Editor's Rating

"Shattered windows and the sound of drums, People couldn't believe what I'd become."

7

Has there been any other band that have endured such a prolonged kicking by the cool kids as Coldplay over the last decade?

On one hand, they are a hugely popular, continent-straddling, stadium-filling, radio-friendly rock band with a social conscious. Millions around the globe adore their music and whatever they do in the next few years, they can be guaranteed mega-success.

On the other hand they are vilified for exactly the same reasons.

Coldplay apparently have as many detractors as they do fans. Why is that? They’re at worst capable musicians. They play pleasantly accessible tunes. Although not the most exciting vocalist, Chris Martin can actually carry a tune in a bucket. The band have transcended their original Travis-like strummed indie sound and managed to expand their audience beyond anyone’s wildest dreams.

Coldplay aren’t the second coming, but neither are they the audio equivalent of Beelzebub. What they are are a skilful band that have found their niche and now fill stadiums around the globe. Yes, they have a formula, but it’s a formula which has worked for them and it would take a band that’s either stupid or insanely brave to meddle with it.

Coldplay are not stupid. They were smart enough to call up Brian Eno and work hard on recording the best album of their career. True, they may not stir the spirit for those of us with album collections in the quadruple figures, but they manage to stir the spirits of the wider public, which is why they are as successful as they are.

Viva la Vida was something of a leap of faith for the Coldplay fan who buys their music from the supermarket.

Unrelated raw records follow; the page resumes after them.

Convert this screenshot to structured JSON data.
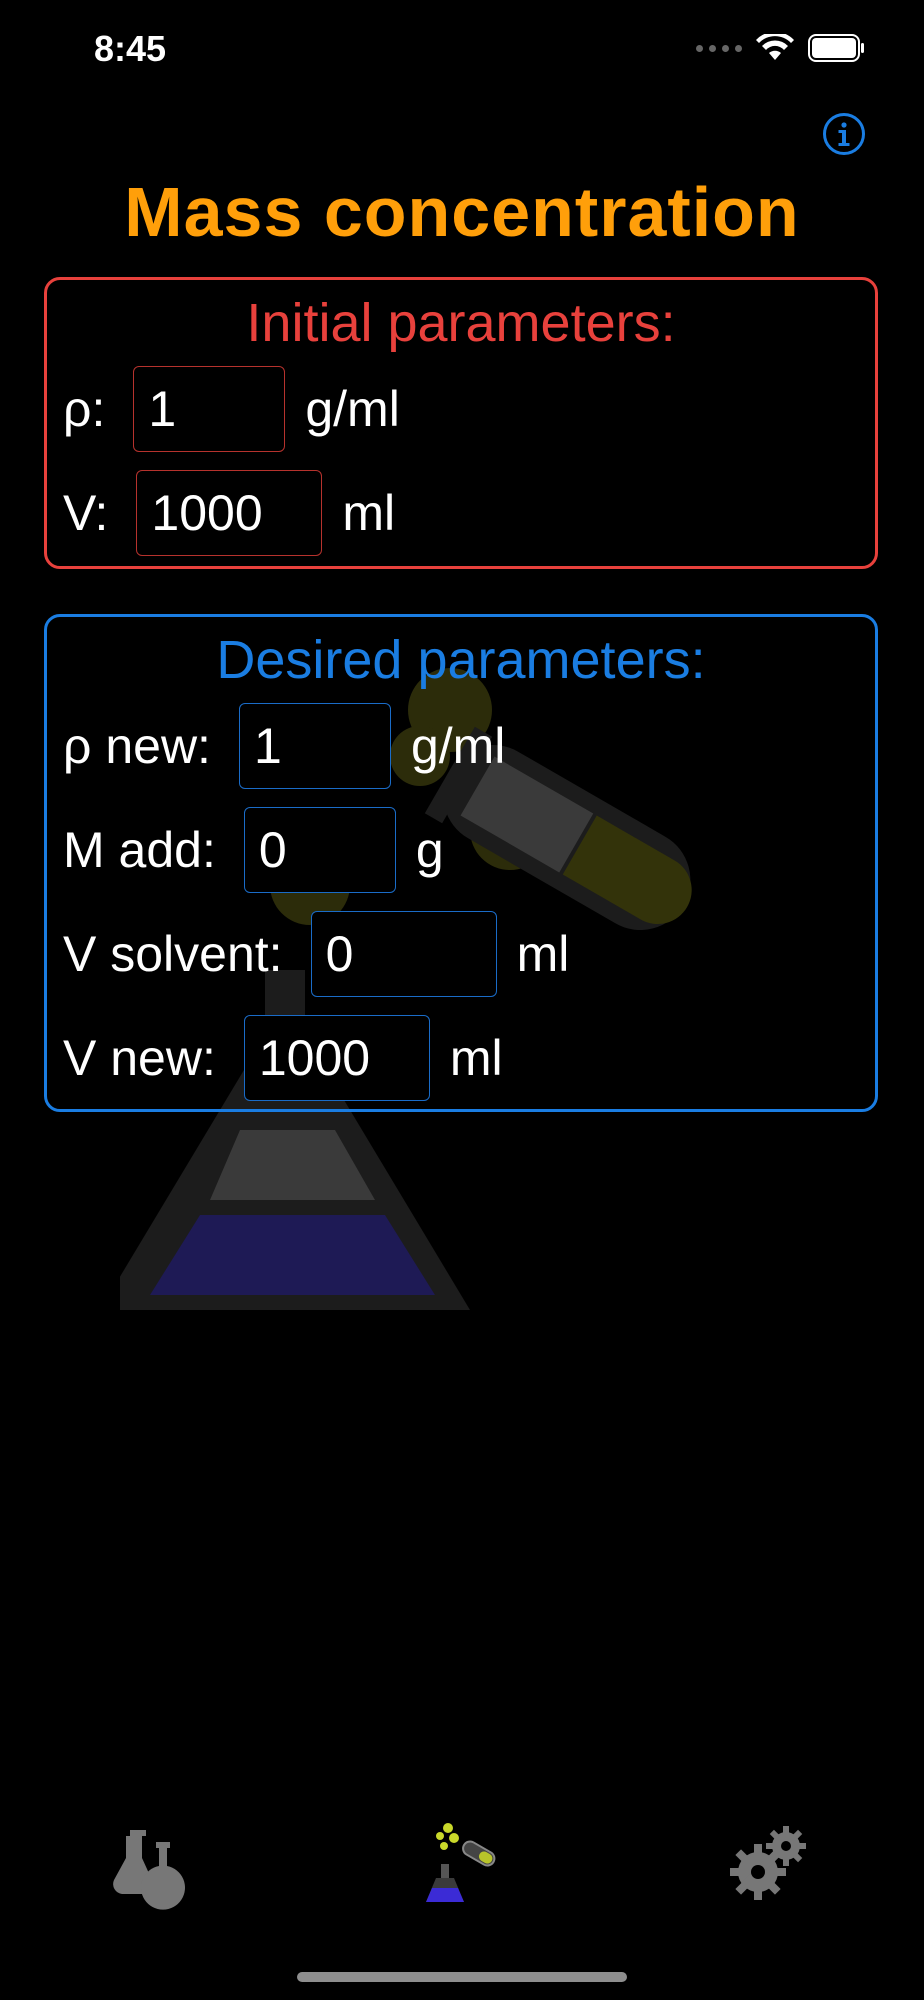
{
  "status_bar": {
    "time": "8:45",
    "icons": [
      "signal-icon",
      "wifi-icon",
      "battery-icon"
    ]
  },
  "header": {
    "info_icon": "info-icon",
    "title": "Mass concentration"
  },
  "initial": {
    "title": "Initial parameters:",
    "density": {
      "label": "ρ:",
      "value": "1",
      "unit": "g/ml"
    },
    "volume": {
      "label": "V:",
      "value": "1000",
      "unit": "ml"
    }
  },
  "desired": {
    "title": "Desired parameters:",
    "density_new": {
      "label": "ρ new:",
      "value": "1",
      "unit": "g/ml"
    },
    "mass_add": {
      "label": "M add:",
      "value": "0",
      "unit": "g"
    },
    "volume_solvent": {
      "label": "V solvent:",
      "value": "0",
      "unit": "ml"
    },
    "volume_new": {
      "label": "V new:",
      "value": "1000",
      "unit": "ml"
    }
  },
  "tab_bar": {
    "tabs": [
      {
        "icon": "flasks-icon",
        "selected": false
      },
      {
        "icon": "chemistry-mix-icon",
        "selected": true
      },
      {
        "icon": "gears-icon",
        "selected": false
      }
    ]
  },
  "colors": {
    "title": "#ff9f0a",
    "initial_accent": "#e8413c",
    "desired_accent": "#1a7de2",
    "background": "#000000"
  }
}
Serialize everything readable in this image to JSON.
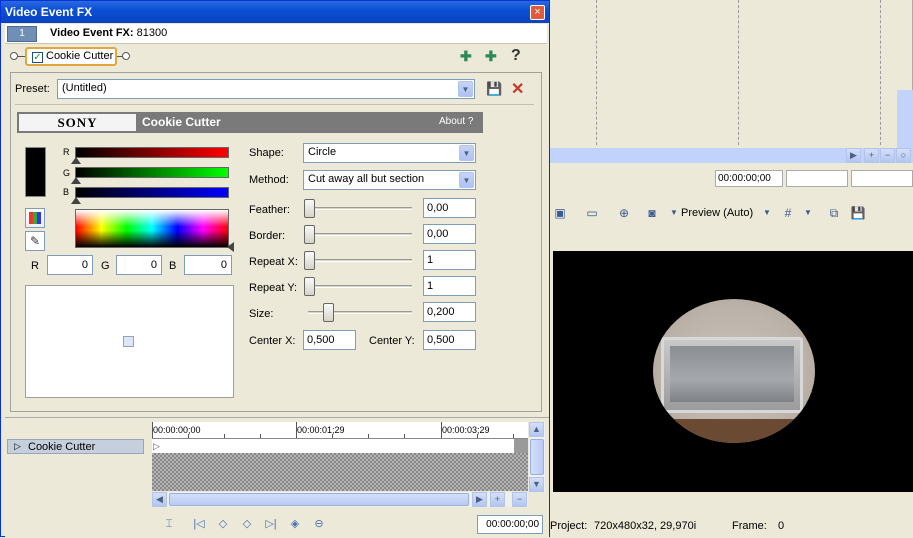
{
  "window": {
    "title": "Video Event FX",
    "close_icon": "×"
  },
  "header": {
    "track_number": "1",
    "label": "Video Event FX:",
    "value": "81300"
  },
  "chain": {
    "plugin_label": "Cookie Cutter",
    "checked": true,
    "add_icon": "plug-add-icon",
    "remove_icon": "plug-remove-icon",
    "help": "?"
  },
  "preset": {
    "label": "Preset:",
    "value": "(Untitled)"
  },
  "banner": {
    "brand": "SONY",
    "plugin": "Cookie Cutter",
    "about": "About   ?"
  },
  "color": {
    "r_letter": "R",
    "g_letter": "G",
    "b_letter": "B",
    "r_value": "0",
    "g_value": "0",
    "b_value": "0"
  },
  "params": {
    "shape_label": "Shape:",
    "shape_value": "Circle",
    "method_label": "Method:",
    "method_value": "Cut away all but section",
    "feather_label": "Feather:",
    "feather_value": "0,00",
    "feather_level": 0,
    "border_label": "Border:",
    "border_value": "0,00",
    "border_level": 0,
    "repeatx_label": "Repeat X:",
    "repeatx_value": "1",
    "repeatx_level": 0,
    "repeaty_label": "Repeat Y:",
    "repeaty_value": "1",
    "repeaty_level": 0,
    "size_label": "Size:",
    "size_value": "0,200",
    "size_level": 0.2,
    "centerx_label": "Center X:",
    "centerx_value": "0,500",
    "centery_label": "Center Y:",
    "centery_value": "0,500"
  },
  "keyframes": {
    "track_label": "Cookie Cutter",
    "ruler": [
      "00:00:00;00",
      "00:00:01;29",
      "00:00:03;29"
    ],
    "time": "00:00:00;00"
  },
  "right": {
    "time1": "00:00:00;00",
    "preview_label": "Preview (Auto)",
    "project_label": "Project:",
    "project_value": "720x480x32, 29,970i",
    "frame_label": "Frame:",
    "frame_value": "0"
  },
  "colors": {
    "titlebar": "#0b4fd4",
    "accent_border": "#e0a83c"
  }
}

For the rest of us it was the first wholly interesting and fulfilling Coldplay album, with a number of tracks which finally cemented their status as one of the truly important bands of the recent decades. It may have taken them four albums, but they finally managed to record tracks as good as “Life in Techicolour”, “42” and “Death and All His Friends”, along with a clutch of consistently great tunes, the best of which is the title track, which may well stand as Coldplay’s greatest moment to date.

It seems then that Coldplay’s greatest crime is that they are successful and good at what they do. At the end of the day, if you don’t like them, there are so many other bands out there that you probably do like, so why spoil everyone elses enjoyment of them?